Congressman Jesse L. Jackson, Jr. (D-IL-2) today said, "This is the 58th anniversary of the May 17, 1954 Supreme Court decision, Brown v. Board of Education of Topeka, Kansas, which established the legal principle of 'equal protection under the law.' This interpretation provided the legal foundation for the rise of Dr. Martin Luther King, Jr. and the modern day civil rights movement. It was the impetus for Rosa Parks sitting down on a Montgomery bus on December 1, 1955; the legal foundation for President Eisenhower to desegregate Little Rock Central High School in 1957; the foundation for the 1964 Civil Rights or Public Accommodations Act; the 1965 Voting Rights Act; the 1968 Open Housing Act; affirmative action; economic set-asides; majority-minority voting districts and more.

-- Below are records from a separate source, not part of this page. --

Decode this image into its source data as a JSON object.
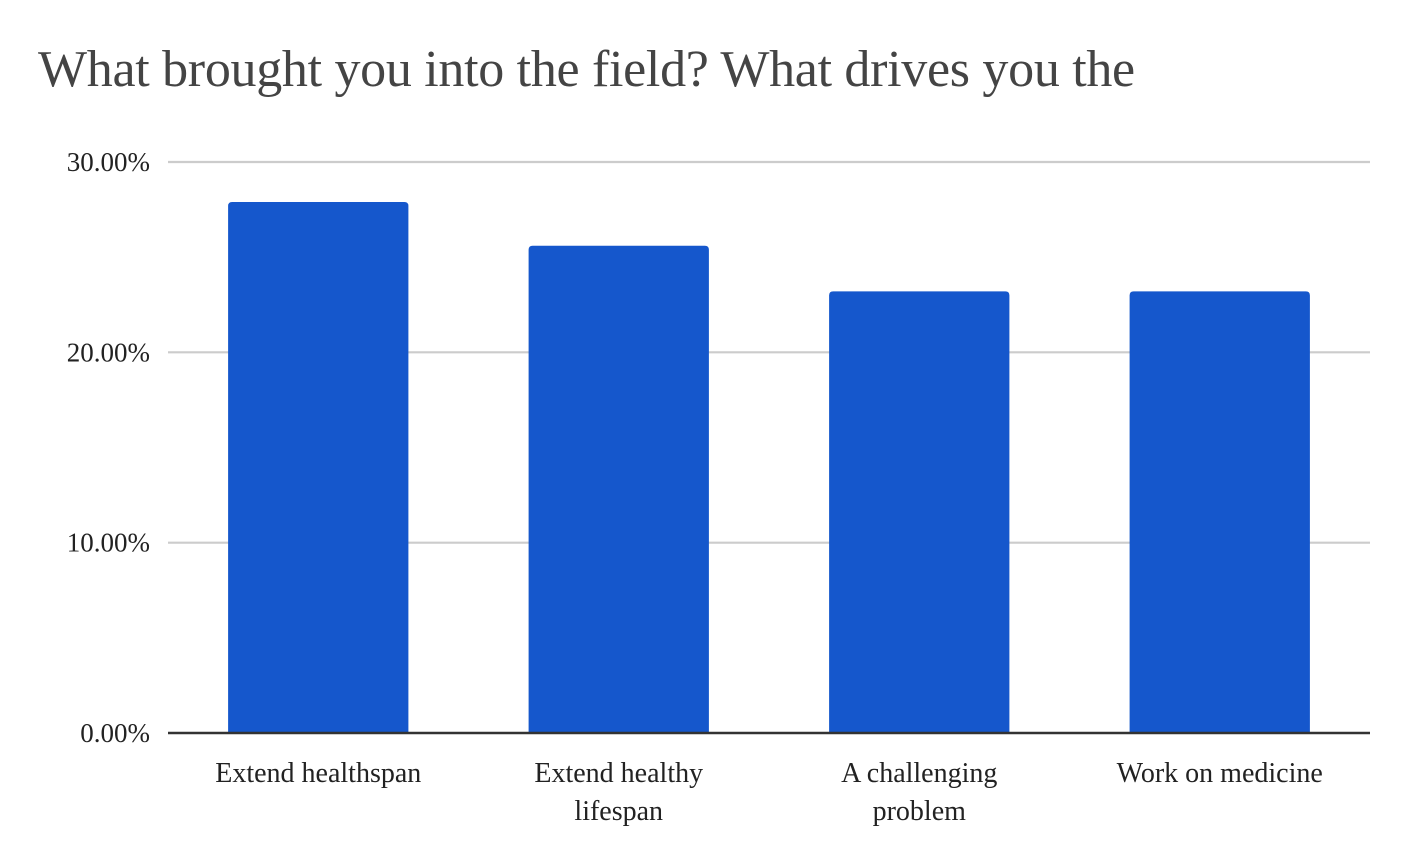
{
  "chart_data": {
    "type": "bar",
    "title": "What brought you into the field? What drives you the",
    "xlabel": "",
    "ylabel": "",
    "categories": [
      "Extend healthspan",
      "Extend healthy lifespan",
      "A challenging problem",
      "Work on medicine"
    ],
    "category_lines": [
      [
        "Extend healthspan"
      ],
      [
        "Extend healthy",
        "lifespan"
      ],
      [
        "A challenging",
        "problem"
      ],
      [
        "Work on medicine"
      ]
    ],
    "values": [
      27.9,
      25.6,
      23.2,
      23.2
    ],
    "ylim": [
      0,
      30
    ],
    "yticks": [
      0,
      10,
      20,
      30
    ],
    "ytick_labels": [
      "0.00%",
      "10.00%",
      "20.00%",
      "30.00%"
    ],
    "grid": true,
    "legend": "none",
    "bar_color": "#1557CC",
    "grid_color": "#CCCCCC",
    "axis_color": "#333333"
  }
}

"Today is also ironic in that the Brown decision occurred 58 years after the 1896 Plessy v. Ferguson Supreme Court decision that established another legal precedent - 'separate but equal' - which allowed Jim Crow laws to legally segregate America with separate drinking fountains, separate rest rooms, separate seats in restaurants and movie houses and more - all of which were 'separate' but 'not equal.' Indeed the 'separate but equal' legal principle made no sense either philosophically or practically. Philosophically, if something was to be truly equal between the races, why would it need to be separate - unless African Americans and Caucasians were somehow different as human beings (i.e., one superior and the other inferior)? Practically, we knew from historical experience, that if these things were separate, they would not be equal. So on both counts 'separate but equal' made no sense!
"There is an even deeper irony in that both courts (Brown and Plessy) looked at the same language in a constitutional amendment - the Reconstruction's 14th Amendment with its mandate of equal protection and due process under the law - and saw two different meanings. That means that words do not make their true meaning and interpretation self-evident. They mean what the politics of the day want them to mean. They are interpreted in a political context - which is exactly what each Supreme Court did in 1896 and 1954.
"That's why," Rep. Jackson concluded, "the election in 2012 is so important. The current mood of conservatives in this country is more in sync with Plessy and anyone nominated to the Supreme Court by a conservative President will more than likely reflect that legal spirit. On the other land, anyone nominated to the Supreme Court by President Obama will more closely follow the spirit found in the Brown decision. So, in many ways, when it comes to legal thought, the election in 2012 is again a choice between the spirit of Plessy and the spirit ofBrown."